Sus nuevas e insolentes violencias hicieron que a Alfonso le hirviera la sangre en las venas. Las cosas no podían continuar así. Sitiaría sus castillos y los destruiría, haría despellejar a los dos y los encerraría en un convento; no, les haría cortar la cabeza.
En el fondo, sabía que una expedición armada de este tipo ocasionaría peligrosos conflictos con su tío, el rey de Aragón.
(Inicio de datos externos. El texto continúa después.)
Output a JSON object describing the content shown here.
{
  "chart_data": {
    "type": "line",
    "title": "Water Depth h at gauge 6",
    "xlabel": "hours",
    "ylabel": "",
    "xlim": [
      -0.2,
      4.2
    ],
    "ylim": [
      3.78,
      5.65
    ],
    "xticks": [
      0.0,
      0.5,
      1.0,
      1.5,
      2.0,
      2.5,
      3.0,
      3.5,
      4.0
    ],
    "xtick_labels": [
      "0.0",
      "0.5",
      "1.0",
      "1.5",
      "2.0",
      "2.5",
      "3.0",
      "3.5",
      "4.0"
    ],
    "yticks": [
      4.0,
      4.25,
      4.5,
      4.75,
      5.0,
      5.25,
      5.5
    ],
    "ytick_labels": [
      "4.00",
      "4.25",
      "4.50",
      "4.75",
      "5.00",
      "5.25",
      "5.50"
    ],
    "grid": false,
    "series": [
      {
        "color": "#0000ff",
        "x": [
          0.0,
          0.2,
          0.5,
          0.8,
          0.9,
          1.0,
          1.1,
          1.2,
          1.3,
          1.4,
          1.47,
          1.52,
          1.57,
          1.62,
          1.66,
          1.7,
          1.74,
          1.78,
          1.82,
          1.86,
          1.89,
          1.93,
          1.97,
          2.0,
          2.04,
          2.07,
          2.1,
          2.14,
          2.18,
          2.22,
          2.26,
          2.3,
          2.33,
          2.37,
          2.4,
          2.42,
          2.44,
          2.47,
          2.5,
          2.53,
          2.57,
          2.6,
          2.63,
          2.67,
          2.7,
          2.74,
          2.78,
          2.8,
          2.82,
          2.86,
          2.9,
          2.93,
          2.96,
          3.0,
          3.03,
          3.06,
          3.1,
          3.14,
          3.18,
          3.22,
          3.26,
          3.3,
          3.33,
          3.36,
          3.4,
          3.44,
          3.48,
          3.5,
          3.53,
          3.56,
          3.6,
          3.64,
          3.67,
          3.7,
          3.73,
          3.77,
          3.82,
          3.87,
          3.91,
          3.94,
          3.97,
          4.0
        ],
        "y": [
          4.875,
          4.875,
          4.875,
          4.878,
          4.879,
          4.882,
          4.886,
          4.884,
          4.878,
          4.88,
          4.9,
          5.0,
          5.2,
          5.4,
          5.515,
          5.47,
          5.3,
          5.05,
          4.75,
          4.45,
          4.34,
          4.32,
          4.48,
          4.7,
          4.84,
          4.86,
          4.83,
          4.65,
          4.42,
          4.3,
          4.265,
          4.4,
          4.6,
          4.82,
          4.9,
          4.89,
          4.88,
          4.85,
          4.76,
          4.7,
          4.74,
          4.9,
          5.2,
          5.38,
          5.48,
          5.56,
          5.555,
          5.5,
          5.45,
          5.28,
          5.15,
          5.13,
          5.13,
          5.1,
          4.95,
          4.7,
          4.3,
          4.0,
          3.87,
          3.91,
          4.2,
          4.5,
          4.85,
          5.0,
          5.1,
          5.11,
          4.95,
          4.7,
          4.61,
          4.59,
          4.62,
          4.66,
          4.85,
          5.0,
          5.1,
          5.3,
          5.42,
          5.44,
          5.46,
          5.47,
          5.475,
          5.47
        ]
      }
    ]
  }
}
Desde siempre, tanto Aragón como Castilla habían exigido la soberanía sobre el condado de los Castro, las tierras montañosas del Albarracín, que se encontraban entre Castilla y Aragón. Tras la muerte del último conde regente, sus hijos Fernán y Gutierre de Castro se habían negado a reconocer cualquier soberanía. Si ahora Alfonso atacaba sus tierras, éstos solicitarían la protección de Aragón, y su tío Raimúndez, el rey de Aragón, no dejaría pasar la ocasión de tomarlos como vasallos y defenderlos contra el ataque de Alfonso. Esto significaría la guerra con Aragón.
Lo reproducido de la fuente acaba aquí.